One of the bodyguards stepped forward, hand reaching for her.

The man in the suit raised a hand, stopping him. He stared at Bronwyn.

She looked up at him, squinting. The alcohol warped his features, overlaying the memory of his condescending smile onto his stoic face.

"What?" Bronwyn slurred, a bitter laugh bubbling up. She reached out and patted his lapel, her hand leaving a damp print. "Didn't bring your new toy out to show off? Where's the pink diamond?"

The man narrowed his eyes. He looked confused, then bored.

"If you're looking for a tip," he said, his voice a deep baritone that vibrated in the floorboards, "this is a very inefficient way to get one."

The dismissal stung more than a slap. It was the tone. The absolute certainty that she was beneath him.

Bronwyn shoved him. It was a weak shove, barely moving him an inch, but it was the intent that mattered.

"You're a pig," she spat.

He didn't move. He reached out and caught her wrist. His grip was firm, clinical. He wasn't hurting her; he was containing her. Like she was a volatile chemical that needed to be stabilized.

They locked eyes. For a second, the fog in her brain cleared enough for her to see the genuine shock in his expression. He wasn't used to being touched, let alone shoved.

Bronwyn tried to pull her arm back. The room spun violently. Her stomach, rebelling against the tequila and the stress and the lack of food, gave a warning lurch.

She pitched forward.

He let go instantly, stepping back with a look of utter disgust as if she were carrying a contagion. It was instinct. His instinct to avoid filth. His movement sent her off balance completely, and she stumbled toward the floor.

The bar went quiet. A few people whistled.

"Get a room!" someone shouted.

Jennings' jaw tightened. He looked down at her, his nose wrinkling. "Clear the way," he ordered the bodyguards, his voice low and dangerous. "Get her out of my sight."

Bronwyn looked up from her hands and knees. The nausea hit her like a tidal wave. There was no stopping it. No time to turn away.

She opened her mouth and vomited all over his handmade Italian leather shoes.

The sound of liquid hitting leather seemed to echo in the sudden silence of the bar.

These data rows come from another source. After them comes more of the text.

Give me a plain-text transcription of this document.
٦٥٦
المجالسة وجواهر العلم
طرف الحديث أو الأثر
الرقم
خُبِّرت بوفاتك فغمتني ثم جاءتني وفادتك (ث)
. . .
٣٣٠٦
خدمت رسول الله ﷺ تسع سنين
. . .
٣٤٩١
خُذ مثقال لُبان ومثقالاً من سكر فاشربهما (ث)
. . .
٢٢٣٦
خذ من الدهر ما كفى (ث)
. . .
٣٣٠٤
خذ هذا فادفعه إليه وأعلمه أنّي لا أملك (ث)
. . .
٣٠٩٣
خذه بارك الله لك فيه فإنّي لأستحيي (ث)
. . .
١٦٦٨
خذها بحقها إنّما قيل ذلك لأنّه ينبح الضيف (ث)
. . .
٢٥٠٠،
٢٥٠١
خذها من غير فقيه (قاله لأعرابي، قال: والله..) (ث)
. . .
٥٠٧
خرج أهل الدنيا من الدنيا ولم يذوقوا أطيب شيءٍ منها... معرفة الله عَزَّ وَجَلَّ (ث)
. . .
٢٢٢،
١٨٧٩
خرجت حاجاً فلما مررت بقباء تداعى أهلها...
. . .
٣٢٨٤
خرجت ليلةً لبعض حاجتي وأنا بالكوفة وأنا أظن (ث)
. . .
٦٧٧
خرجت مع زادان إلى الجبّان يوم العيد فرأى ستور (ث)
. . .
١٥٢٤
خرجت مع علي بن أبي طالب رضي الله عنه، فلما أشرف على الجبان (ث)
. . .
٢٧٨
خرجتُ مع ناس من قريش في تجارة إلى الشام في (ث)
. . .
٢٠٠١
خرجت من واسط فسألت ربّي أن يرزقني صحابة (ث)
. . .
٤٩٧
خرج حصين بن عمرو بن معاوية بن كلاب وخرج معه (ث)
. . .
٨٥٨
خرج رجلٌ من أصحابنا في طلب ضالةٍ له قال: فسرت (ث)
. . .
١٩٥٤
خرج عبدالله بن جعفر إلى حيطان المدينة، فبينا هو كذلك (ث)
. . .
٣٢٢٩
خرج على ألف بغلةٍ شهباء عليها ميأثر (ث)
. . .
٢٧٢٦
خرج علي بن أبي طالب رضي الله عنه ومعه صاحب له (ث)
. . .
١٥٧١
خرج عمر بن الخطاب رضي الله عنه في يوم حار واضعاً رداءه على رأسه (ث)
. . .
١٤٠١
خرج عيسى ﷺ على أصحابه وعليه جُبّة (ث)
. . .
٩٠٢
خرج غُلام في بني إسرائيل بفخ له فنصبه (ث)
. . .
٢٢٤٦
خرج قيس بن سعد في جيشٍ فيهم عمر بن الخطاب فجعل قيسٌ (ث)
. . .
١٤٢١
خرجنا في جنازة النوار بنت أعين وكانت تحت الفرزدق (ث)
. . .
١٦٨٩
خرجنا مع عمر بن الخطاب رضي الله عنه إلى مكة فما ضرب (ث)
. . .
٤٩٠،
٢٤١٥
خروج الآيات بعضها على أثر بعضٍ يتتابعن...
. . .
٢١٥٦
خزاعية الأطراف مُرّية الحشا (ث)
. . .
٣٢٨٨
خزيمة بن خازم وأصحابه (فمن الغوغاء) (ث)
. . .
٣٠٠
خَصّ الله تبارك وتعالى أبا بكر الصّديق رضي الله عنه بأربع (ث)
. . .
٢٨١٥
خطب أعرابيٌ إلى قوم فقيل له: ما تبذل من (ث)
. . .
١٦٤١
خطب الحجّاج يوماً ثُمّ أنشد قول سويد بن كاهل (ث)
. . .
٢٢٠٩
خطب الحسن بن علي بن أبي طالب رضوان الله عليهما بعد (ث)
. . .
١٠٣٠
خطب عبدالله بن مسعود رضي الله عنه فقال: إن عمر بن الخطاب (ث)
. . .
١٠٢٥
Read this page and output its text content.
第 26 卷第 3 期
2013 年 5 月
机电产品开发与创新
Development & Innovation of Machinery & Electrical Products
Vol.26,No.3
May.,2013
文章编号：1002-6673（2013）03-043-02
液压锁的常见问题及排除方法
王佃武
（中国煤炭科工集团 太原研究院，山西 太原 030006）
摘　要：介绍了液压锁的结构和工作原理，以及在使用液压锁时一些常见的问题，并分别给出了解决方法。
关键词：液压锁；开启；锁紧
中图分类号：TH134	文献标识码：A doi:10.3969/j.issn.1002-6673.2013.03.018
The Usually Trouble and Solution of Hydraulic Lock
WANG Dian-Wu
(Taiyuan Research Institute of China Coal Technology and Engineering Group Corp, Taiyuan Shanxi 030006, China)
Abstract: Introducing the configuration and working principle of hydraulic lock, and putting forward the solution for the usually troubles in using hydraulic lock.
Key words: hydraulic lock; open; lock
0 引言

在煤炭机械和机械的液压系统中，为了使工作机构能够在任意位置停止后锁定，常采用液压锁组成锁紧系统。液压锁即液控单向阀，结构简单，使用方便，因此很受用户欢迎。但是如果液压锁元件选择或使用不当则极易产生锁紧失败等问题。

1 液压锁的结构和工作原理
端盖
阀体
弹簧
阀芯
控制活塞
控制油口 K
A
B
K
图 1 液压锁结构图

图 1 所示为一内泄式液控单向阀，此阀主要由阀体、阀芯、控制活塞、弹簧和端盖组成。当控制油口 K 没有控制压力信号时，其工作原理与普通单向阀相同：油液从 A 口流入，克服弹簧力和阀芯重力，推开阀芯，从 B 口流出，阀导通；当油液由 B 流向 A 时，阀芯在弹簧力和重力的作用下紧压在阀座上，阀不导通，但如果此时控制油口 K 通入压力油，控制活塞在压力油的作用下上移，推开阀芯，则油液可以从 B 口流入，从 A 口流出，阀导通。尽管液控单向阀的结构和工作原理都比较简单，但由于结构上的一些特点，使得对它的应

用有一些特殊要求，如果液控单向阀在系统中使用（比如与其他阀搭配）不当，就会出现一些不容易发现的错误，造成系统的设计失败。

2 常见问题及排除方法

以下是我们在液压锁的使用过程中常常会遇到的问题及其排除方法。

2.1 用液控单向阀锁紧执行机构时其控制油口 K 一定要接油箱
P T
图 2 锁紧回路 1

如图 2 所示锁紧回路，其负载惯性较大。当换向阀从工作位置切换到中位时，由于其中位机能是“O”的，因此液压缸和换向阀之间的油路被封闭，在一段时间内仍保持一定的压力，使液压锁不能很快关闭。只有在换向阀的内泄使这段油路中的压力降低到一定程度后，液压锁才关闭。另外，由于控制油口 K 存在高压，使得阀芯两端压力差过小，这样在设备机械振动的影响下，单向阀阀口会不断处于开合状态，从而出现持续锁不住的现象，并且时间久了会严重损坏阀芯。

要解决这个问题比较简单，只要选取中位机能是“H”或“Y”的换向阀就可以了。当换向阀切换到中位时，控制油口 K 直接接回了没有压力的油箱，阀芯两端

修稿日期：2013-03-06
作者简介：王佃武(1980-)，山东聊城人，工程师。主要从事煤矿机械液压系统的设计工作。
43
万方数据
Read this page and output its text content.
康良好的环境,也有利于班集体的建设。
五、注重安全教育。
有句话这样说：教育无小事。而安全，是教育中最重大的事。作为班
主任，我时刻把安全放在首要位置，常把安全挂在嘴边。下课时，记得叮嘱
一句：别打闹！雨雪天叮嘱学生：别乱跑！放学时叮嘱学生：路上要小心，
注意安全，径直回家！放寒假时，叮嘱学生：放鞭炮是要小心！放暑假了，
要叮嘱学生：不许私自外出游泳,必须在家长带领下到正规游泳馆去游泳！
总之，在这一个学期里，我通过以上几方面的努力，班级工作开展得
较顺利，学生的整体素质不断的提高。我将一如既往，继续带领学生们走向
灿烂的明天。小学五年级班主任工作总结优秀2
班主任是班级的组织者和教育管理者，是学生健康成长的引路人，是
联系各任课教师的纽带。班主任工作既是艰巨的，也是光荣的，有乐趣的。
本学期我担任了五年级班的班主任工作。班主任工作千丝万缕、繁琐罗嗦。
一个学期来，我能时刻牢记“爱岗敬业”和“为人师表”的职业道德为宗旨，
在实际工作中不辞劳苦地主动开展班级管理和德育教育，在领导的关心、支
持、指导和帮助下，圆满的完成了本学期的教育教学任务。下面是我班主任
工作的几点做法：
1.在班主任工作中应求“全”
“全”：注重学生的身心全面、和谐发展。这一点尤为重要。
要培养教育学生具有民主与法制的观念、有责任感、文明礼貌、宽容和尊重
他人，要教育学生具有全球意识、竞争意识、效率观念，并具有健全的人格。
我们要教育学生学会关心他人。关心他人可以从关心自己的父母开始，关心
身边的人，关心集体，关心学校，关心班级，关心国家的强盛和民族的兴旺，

The man went rigid. He looked down at his feet. His expression wasn't just angry. It was the look of a man watching his entire world order collapse.

Bronwyn's knees gave out. The last thing she saw before the darkness took her was the vein throbbing in his temple and the absolute, murderous fury in his eyes.

"Get her processed," he hissed to one of the bodyguards. "Public intoxication. Assault. I want her in a cell."